Standard abbreviations
- ISO 4: Fract. Calc. Appl. Anal.

Indexing
- ISSN: 1311-0454 (print) 1314-2224 (web)
- OCLC no.: 830989737

Links
- Journal homepage; Online access; Online archive; Journal page at publisher's website;

= Fractional Calculus and Applied Analysis =

Fractional Calculus and Applied Analysis is a peer-reviewed mathematics journal published by Springer (previously by De Gruyter. It covers research on fractional calculus, special functions, integral transforms, and some closely related areas of applied analysis.

The journal is abstracted and indexed in Science Citation Index (since 2011), Scopus (since 2011), Clarivate Analytics (since 2011), Zentralblatt MATH, and Mathematical Reviews. It was founded in 1998, with the support of the Institute of Mathematics and Informatics at the Bulgarian Academy of Sciences, following a discussion among mathematicians and scientists attending the 2nd International Workshop “Transform Methods and Special Functions” (TMSF) in Varna, Bulgaria, in 1996. The journal has passed between several publishers: firstly the Institute of Mathematics and Informatics from 1998 to 2010, then Versita (acquired by De Gruyter in 2012) and Springer from 2011 to 2014, then De Gruyter from 2015 to 2011, then Springer from 2022 onwards.

The editor-in-chief of the journal is Virginia Kiryakova, a professor at the Institute of Mathematics and Informatics of the Bulgarian Academy of Sciences.

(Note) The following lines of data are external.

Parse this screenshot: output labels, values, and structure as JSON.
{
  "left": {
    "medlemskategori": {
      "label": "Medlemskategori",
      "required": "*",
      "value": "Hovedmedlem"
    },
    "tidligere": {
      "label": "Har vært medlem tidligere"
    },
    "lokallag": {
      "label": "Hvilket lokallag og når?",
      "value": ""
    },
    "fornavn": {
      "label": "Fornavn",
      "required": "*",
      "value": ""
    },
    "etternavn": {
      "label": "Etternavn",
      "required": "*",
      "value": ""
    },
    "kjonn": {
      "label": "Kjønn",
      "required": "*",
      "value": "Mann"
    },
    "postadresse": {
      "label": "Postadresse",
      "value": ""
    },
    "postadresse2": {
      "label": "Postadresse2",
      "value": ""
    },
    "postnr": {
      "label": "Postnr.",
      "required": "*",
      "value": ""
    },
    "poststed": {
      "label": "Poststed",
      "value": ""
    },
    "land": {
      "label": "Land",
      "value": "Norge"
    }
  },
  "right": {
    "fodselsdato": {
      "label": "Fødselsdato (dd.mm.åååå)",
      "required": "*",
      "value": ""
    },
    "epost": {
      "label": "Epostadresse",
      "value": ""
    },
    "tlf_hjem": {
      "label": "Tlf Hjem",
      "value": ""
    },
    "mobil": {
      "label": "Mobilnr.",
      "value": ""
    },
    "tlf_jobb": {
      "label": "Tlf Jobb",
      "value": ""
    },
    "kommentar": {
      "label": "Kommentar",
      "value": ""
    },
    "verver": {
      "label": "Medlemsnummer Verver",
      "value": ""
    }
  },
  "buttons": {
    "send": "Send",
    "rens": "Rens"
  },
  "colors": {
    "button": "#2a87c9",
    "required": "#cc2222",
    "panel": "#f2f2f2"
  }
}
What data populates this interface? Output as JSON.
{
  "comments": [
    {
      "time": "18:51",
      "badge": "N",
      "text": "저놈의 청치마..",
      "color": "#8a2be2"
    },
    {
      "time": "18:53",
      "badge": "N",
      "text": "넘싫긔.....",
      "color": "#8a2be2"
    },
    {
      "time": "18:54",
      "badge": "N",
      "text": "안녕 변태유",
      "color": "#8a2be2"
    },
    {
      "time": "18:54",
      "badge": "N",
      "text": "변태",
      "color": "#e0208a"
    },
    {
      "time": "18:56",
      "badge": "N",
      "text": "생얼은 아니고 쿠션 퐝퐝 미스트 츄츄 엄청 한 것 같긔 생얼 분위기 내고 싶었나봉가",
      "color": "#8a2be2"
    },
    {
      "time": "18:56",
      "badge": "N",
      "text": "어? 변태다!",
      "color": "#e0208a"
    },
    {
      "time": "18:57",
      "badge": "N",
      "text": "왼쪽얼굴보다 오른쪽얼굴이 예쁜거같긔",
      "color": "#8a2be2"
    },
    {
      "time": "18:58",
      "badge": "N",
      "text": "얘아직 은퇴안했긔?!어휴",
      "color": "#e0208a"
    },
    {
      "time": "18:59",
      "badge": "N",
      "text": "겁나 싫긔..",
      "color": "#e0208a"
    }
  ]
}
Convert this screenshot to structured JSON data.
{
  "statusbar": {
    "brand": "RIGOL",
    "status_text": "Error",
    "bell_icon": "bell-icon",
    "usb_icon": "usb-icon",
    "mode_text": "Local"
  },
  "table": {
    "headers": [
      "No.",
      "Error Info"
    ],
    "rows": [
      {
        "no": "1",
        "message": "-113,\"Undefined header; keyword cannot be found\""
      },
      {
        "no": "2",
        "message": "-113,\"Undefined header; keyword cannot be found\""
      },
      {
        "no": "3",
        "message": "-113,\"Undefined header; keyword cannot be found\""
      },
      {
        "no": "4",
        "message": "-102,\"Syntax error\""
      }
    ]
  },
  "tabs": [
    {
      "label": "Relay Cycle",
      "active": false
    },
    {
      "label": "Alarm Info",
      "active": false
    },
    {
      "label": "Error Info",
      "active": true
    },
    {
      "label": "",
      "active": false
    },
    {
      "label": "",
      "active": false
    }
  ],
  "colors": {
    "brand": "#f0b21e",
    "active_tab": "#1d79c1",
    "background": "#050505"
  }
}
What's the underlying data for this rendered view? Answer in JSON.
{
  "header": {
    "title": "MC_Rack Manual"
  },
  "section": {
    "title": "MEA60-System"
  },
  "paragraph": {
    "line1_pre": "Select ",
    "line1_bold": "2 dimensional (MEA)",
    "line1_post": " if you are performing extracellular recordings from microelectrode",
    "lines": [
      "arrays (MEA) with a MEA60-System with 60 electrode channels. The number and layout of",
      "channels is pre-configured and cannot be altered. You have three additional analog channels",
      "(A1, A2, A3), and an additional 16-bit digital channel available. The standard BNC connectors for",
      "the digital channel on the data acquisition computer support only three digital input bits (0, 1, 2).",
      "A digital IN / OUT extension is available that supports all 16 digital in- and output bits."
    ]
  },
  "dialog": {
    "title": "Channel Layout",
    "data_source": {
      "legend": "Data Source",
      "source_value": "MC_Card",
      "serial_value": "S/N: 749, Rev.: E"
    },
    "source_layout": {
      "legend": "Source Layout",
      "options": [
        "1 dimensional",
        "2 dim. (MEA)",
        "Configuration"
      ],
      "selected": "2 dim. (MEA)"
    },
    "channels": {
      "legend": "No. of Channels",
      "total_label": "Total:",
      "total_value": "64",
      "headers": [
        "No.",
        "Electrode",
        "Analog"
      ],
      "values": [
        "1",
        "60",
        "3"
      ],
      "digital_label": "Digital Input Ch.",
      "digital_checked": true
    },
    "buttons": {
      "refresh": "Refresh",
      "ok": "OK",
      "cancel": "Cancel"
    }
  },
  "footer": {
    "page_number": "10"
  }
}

The journal's Founding Editors included Eric Love, Ian Sneddon, Bogoljub Stanković, Rudolf Gorenflo, Danuta Przeworska-Rolewicz, Gary Roach, Anatoly Kilbas, and Wen Chen. Current editorial board members include Teodor Atanackovic, Serena Dipierro, Arran Fernandez, Małgorzata Klimek, Ralf Metzler, Yuliya Mishura, Juan José Nieto Roig, and Yuri Luchko among the associate editors.